Three Cornell Law graduates were among the 20 honored at the New York State Bar Association’s Law Day luncheon on May 2, 2011.
In presenting the awards, State Bar President Stephen P. Younger remarked “As lawyers we have a duty and responsibility to better our communities and help our neighbors. Particularly now when government support for legal services has dropped and the need for legal services has grown significantly, pro bono services are more essential than ever. The recipients of our President’s Pro Bono Service Awards have answered the call with genuine concern, dedication and generosity. The State Bar is thrilled to recognize the work of this year’s honorees. I congratulate each of them on a job well done.”

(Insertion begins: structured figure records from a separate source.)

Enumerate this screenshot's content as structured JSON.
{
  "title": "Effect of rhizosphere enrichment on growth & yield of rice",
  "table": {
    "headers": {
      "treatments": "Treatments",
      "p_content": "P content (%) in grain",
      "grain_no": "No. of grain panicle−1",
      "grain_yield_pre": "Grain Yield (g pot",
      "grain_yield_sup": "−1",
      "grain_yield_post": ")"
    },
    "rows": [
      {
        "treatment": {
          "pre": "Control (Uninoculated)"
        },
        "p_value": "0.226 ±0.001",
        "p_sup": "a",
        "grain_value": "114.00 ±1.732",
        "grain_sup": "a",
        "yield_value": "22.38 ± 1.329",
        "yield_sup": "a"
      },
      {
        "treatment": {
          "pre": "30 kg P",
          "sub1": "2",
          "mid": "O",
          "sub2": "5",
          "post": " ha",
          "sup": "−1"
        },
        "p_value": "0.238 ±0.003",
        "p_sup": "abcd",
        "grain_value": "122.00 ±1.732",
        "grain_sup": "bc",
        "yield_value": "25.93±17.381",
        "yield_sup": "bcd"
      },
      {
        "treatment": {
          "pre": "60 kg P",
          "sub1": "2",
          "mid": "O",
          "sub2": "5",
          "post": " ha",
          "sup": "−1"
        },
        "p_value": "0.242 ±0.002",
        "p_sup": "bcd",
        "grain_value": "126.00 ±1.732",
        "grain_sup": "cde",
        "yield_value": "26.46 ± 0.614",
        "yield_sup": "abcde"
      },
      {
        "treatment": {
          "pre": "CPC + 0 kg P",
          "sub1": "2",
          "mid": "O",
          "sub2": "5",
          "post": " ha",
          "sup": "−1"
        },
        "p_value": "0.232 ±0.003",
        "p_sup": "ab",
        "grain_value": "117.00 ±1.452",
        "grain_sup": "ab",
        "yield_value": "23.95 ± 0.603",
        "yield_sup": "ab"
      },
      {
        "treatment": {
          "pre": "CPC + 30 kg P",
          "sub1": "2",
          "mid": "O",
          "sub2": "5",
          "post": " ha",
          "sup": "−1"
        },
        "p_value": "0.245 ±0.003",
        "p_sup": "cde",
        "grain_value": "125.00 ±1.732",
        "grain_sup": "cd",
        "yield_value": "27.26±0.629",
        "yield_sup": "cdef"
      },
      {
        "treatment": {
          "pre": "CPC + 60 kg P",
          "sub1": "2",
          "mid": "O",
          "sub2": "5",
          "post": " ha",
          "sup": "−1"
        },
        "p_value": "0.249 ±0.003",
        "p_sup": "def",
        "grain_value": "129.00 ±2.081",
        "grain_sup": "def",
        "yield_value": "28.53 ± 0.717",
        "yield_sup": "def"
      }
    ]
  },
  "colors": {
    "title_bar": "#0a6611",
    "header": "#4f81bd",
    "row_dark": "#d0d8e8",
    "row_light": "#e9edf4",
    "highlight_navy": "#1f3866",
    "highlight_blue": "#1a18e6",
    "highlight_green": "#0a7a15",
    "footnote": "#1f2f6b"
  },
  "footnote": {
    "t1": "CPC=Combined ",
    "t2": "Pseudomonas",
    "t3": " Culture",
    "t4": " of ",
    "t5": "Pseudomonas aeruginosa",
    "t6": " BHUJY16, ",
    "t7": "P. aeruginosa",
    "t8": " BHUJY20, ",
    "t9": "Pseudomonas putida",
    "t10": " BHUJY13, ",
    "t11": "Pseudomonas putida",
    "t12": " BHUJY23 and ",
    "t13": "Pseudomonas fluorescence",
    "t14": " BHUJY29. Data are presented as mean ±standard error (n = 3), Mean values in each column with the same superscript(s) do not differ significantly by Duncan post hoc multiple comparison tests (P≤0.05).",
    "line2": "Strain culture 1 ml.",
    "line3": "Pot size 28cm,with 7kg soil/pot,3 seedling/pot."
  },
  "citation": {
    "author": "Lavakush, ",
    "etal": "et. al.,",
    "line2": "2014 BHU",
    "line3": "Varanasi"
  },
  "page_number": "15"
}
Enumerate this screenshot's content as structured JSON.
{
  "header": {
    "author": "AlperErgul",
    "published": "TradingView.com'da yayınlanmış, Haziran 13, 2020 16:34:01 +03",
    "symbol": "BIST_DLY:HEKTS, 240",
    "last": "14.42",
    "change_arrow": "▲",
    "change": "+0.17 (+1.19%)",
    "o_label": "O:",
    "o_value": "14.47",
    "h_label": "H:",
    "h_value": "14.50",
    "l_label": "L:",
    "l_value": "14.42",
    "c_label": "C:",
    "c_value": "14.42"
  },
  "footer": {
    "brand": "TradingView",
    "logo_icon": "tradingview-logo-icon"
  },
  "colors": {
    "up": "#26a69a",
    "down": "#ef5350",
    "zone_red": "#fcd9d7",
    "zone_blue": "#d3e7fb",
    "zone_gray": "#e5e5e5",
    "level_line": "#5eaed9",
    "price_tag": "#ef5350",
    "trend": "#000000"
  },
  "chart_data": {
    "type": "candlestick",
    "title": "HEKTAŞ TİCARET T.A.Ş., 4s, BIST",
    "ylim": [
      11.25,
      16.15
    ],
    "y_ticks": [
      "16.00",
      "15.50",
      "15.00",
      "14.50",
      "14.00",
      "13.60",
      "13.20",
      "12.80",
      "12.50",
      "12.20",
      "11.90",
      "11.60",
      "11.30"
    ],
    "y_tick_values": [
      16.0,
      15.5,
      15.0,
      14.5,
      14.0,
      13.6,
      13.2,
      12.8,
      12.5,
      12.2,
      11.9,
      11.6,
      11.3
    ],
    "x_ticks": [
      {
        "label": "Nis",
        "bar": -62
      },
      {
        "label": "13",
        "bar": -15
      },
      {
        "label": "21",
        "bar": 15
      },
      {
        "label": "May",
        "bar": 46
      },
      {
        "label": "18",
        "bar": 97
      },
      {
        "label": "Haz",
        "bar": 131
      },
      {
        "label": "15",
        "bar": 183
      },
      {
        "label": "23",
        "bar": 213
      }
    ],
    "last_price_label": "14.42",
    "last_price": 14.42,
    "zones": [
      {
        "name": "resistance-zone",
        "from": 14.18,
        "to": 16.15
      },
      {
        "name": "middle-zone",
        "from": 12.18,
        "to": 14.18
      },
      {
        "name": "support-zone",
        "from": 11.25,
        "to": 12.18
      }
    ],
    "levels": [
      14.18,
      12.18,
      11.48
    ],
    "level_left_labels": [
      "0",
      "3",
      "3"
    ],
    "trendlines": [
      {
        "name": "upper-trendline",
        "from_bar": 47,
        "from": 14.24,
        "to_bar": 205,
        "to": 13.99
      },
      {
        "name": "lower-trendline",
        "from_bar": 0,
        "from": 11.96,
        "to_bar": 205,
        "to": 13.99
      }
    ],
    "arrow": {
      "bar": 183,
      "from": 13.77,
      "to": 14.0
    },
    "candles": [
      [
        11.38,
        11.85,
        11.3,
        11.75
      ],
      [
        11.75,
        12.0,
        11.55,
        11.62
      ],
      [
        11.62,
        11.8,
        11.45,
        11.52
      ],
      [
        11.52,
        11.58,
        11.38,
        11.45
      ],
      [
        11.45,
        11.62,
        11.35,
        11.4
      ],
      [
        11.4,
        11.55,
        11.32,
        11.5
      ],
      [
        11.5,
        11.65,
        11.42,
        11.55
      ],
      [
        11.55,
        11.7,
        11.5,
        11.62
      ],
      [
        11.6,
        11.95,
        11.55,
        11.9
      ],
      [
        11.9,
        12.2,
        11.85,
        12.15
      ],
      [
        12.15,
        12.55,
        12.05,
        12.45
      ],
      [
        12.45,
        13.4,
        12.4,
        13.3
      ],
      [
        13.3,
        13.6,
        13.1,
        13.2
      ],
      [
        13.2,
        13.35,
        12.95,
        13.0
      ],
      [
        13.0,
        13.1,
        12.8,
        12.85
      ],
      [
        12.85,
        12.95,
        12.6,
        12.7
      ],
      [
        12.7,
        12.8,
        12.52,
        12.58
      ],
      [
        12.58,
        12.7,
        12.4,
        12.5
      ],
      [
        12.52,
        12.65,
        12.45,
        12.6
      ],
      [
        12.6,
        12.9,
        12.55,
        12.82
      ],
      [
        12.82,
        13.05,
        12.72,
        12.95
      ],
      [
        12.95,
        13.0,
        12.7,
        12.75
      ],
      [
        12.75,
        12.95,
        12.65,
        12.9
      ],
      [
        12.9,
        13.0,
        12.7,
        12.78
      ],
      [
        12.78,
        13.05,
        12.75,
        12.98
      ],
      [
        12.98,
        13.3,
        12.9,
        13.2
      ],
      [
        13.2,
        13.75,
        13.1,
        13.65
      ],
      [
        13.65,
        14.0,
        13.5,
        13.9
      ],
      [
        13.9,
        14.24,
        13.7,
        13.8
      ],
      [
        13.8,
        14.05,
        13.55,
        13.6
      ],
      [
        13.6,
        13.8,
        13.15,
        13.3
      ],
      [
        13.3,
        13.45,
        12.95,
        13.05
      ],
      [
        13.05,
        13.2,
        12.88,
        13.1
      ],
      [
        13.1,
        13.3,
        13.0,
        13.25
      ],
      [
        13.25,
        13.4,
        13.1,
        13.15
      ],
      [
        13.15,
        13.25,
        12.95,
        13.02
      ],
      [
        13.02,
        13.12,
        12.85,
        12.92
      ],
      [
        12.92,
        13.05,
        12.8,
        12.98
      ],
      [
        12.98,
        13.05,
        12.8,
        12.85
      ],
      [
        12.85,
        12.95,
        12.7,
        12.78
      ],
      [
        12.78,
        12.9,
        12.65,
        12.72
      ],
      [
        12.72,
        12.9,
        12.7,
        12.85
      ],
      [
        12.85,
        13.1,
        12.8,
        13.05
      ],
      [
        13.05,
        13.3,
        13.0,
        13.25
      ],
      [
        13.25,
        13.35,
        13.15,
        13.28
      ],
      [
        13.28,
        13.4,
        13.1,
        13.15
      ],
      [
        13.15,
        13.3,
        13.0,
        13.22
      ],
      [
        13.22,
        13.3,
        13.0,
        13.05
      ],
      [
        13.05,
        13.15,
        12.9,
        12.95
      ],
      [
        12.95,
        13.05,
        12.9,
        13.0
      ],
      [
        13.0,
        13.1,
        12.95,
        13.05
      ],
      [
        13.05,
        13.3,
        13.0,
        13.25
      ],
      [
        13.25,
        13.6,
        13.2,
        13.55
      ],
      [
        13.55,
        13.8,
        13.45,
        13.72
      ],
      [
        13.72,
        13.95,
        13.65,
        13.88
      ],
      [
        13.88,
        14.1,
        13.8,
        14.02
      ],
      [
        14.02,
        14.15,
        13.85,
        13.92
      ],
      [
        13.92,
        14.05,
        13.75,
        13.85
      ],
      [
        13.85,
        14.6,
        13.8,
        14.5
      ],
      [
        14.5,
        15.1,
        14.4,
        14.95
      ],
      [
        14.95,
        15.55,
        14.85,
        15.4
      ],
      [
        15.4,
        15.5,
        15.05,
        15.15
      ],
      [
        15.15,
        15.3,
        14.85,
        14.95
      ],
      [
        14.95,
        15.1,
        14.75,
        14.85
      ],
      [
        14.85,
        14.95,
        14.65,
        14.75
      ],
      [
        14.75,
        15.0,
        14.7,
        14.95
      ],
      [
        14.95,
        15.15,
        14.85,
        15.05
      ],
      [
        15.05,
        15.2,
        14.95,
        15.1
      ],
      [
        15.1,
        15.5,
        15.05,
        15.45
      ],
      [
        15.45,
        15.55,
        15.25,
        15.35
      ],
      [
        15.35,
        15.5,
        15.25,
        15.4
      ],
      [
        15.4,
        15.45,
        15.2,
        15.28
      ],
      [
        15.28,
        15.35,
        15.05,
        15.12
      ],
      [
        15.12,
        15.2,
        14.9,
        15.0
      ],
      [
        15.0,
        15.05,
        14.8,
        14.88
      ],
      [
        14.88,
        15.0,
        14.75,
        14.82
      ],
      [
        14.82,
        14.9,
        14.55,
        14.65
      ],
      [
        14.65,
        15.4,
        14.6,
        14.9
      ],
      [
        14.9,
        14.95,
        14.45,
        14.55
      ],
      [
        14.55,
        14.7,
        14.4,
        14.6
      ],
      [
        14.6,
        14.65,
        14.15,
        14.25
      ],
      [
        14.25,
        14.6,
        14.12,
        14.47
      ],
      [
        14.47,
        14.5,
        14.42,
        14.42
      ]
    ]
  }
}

1st Judicial District (Manhattan): Through the Iraqi Human Rights Project sponsored by Proskauer Rose LLP, Eric Blinderman ’99, leads a team of more than 60 lawyers and staff to help Iraqis, whose lives are in danger, find refuge in the United States. He has devoted nearly 2,400 hours to the project, including 570 hours in 2010. The project has handled more than 160 cases involving more than 400 individuals.
2nd Judicial District (Kings County): The youngest associate ever appointed to Kay Scholer’s Pro Bono Committee, Larissa Eustice ’07, served as co-chair of the firm’s Supplemental Security Income (SSI) Disability Project. She helped train and supervise more than 40 junior and summer associates on 32 SSI cases, resulting in 27 favorable decisions and hundreds of thousands in benefits dollars to clients. She donated more than 600 hours to the project.
Young Lawyer: A blind attorney, Angela C. Winfield ’08 of the Syracuse firm Hiscock & Barclay, volunteers with the Onondaga County Bar Association’s Eviction Defense Clinic in Syracuse Housing Court. She appeared in Housing Court representing tenants monthly.
The annual NYSBA President’s Pro Bono Service awards are bestowed on members of the legal profession whose outstanding pro bono contributions have greatly expanded equal access to justice for the most vulnerable members of our society.